Introduzione

Gli spazi possono reali e immaginari. Possono raccontare storie e spiegare storie.

Gli spazi possono essere interrotti e trasformati attraverso pratiche artistiche e letterarie. Degli spazi ci si può appropriare.

Appropriazione e uso dello spazio sono atti politici

(bel hooks, Elogio del margine, scrivere al buio)1

 

(...) Potrei rappresentare le tappe della mia vita come una successione di finestre che si aprono...insisto invece perché le porte siano chiuse:

ogni stanza deve avere un uso proprio, ben delimitato. La mia “topica” soggettiva è insieme quella delle finestre aperte e della stanza per sé

(Jean-Bertrand Pontalis, Finestre) 2

 

Abbiamo immaginato questo scritto come un’introduzione che intreccia le diverse proposte attorno ad un tema centrale: gli spazi di cura. Spazi che non sono mai semplici contenitori fisici o luoghi neutrali, gli spazi sono a volte saturi di storie, spesso legate al dominio, alle gerarchie di potere o alla resistenza. Per esempio, uno spazio urbano può raccontare storie di segregazione razziale, di classe, o di genere o al contrario può parlare di cura, di scambio e di accoglienza. Ogni spazio può essere carico di significati contrastanti, e la sua interpretazione dipende da chi lo abita, lo vive e lo reinventa, facendo di ogni luogo una tela dinamica su cui si scrivono storie di speranza e di trasformazione. Prendere possesso di uno spazio — sia esso fisico, mentale, o simbolico — è un atto di potere. Si può prendere possesso di uno spazio per dare visibilità ad una voce silenziata, per resistere ad una storia dominante, o per creare nuove forme di comunità e di relazione.

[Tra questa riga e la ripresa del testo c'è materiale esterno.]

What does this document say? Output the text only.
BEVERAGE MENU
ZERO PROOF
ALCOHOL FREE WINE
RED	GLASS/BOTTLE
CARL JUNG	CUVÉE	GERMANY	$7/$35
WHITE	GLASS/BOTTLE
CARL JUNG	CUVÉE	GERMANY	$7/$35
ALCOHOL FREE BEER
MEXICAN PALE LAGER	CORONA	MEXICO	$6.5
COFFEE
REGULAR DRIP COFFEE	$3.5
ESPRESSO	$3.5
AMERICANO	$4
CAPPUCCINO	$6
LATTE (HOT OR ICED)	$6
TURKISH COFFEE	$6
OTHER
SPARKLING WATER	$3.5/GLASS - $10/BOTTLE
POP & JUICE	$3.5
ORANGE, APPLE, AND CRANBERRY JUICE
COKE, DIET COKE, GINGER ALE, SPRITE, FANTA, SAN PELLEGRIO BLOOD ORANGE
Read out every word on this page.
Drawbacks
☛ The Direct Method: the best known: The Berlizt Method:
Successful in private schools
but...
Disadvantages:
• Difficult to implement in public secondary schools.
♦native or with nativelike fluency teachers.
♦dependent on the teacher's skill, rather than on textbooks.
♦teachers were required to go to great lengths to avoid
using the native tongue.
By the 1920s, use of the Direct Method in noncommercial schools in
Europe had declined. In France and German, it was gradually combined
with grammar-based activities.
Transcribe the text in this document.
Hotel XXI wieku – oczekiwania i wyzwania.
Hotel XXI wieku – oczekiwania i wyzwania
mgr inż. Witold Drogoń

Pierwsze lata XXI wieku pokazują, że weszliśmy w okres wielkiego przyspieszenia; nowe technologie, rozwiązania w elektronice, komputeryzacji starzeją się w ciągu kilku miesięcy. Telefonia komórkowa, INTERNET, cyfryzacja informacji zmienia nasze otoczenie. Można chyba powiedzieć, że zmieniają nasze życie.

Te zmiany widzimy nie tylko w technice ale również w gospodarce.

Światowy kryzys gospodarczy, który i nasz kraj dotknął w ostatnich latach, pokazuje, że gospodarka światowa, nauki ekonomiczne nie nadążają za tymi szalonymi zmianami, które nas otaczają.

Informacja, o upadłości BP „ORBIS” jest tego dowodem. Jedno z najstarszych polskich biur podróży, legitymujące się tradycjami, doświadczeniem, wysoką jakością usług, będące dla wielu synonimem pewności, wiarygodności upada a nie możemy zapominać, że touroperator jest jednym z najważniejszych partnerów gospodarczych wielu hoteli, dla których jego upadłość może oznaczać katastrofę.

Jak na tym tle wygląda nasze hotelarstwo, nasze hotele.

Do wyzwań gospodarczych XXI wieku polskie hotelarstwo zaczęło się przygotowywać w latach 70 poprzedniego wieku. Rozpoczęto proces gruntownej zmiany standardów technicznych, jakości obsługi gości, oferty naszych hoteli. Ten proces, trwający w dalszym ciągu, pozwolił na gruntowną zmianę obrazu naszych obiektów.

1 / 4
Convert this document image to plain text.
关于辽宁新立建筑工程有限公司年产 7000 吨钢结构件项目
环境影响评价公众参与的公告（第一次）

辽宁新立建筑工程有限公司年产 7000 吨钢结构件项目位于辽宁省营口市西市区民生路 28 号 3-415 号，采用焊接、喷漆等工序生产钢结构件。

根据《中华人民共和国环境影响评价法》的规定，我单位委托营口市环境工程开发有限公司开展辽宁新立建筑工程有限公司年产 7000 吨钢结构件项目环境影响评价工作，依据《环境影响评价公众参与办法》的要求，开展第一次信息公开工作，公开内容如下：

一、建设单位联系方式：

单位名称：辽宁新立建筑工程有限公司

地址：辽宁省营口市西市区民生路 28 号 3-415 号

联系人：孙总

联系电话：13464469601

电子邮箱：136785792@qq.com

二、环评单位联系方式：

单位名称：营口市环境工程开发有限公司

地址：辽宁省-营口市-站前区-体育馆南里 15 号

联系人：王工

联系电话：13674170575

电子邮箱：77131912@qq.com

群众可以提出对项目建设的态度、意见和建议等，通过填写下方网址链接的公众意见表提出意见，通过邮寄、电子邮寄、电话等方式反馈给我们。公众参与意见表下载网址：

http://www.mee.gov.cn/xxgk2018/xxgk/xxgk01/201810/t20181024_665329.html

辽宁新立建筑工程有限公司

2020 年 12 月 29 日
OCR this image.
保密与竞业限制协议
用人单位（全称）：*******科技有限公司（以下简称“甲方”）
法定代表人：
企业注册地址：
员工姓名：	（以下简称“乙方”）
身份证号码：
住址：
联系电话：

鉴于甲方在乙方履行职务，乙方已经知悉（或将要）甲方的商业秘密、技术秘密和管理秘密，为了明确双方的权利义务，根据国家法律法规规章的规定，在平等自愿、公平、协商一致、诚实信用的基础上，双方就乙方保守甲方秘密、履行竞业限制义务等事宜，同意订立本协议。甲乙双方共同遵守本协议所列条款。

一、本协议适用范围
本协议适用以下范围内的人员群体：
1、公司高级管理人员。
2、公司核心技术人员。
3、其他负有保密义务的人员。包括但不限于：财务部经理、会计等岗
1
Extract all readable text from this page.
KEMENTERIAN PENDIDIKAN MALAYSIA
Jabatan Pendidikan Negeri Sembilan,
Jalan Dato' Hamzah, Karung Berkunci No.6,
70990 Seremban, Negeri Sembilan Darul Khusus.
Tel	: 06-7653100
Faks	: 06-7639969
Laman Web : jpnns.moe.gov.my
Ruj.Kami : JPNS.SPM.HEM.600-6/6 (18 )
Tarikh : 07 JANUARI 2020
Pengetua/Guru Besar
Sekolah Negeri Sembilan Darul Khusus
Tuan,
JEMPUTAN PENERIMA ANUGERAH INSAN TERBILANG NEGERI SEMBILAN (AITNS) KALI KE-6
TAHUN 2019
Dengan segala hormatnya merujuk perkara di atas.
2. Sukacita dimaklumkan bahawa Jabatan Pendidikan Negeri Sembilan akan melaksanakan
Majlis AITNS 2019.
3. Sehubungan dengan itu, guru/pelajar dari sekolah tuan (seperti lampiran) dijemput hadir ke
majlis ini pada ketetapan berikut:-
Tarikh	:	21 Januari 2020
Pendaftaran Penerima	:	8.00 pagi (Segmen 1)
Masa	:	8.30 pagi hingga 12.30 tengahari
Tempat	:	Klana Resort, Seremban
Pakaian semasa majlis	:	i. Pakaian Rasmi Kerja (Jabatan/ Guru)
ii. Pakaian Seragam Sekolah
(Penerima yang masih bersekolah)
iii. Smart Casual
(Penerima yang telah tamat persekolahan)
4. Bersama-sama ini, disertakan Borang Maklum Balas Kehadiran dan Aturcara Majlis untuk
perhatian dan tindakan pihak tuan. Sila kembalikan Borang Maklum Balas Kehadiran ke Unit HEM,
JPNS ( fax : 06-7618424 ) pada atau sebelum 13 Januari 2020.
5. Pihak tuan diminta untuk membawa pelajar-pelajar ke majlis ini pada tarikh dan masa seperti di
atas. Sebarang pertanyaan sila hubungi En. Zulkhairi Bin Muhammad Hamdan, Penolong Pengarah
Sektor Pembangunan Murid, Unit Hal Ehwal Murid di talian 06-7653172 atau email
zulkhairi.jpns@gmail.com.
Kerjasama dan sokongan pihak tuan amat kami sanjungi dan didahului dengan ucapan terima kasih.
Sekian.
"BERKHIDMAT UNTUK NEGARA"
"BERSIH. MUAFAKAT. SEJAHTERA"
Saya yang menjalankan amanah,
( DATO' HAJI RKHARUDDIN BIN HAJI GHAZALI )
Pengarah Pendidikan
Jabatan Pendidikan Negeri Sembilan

Uno spazio di cura non è un luogo di gratificazione immediata, ma un contesto stabile e interumano che consente il movimento, la crescita, lo sviluppo delle potenzialità personali e collettive. È uno spazio che respira, che accoglie senza soffocare, che si sottrae alla rigidità delle prescrizioni per aprirsi alla vitalità del rispecchiamento empatico (Ferruta, 2019)3.
La riflessione sullo spazio di cura si intreccia con una questione più ampia: quali spazi permettono ai soggetti di esistere, esprimersi, trasformarsi? Nel 1928, la celebre scrittrice inglese, Virginia Woolf, viene invitata a tenere una serie di conferenze su Le donne e il romanzo che diviene occasione di riflessione sul tema della condizione delle donne nella società e nella letteratura. Il saggio offre in realtà molto di più, arrivando ad acute riflessioni sulla creatività e la mente umana.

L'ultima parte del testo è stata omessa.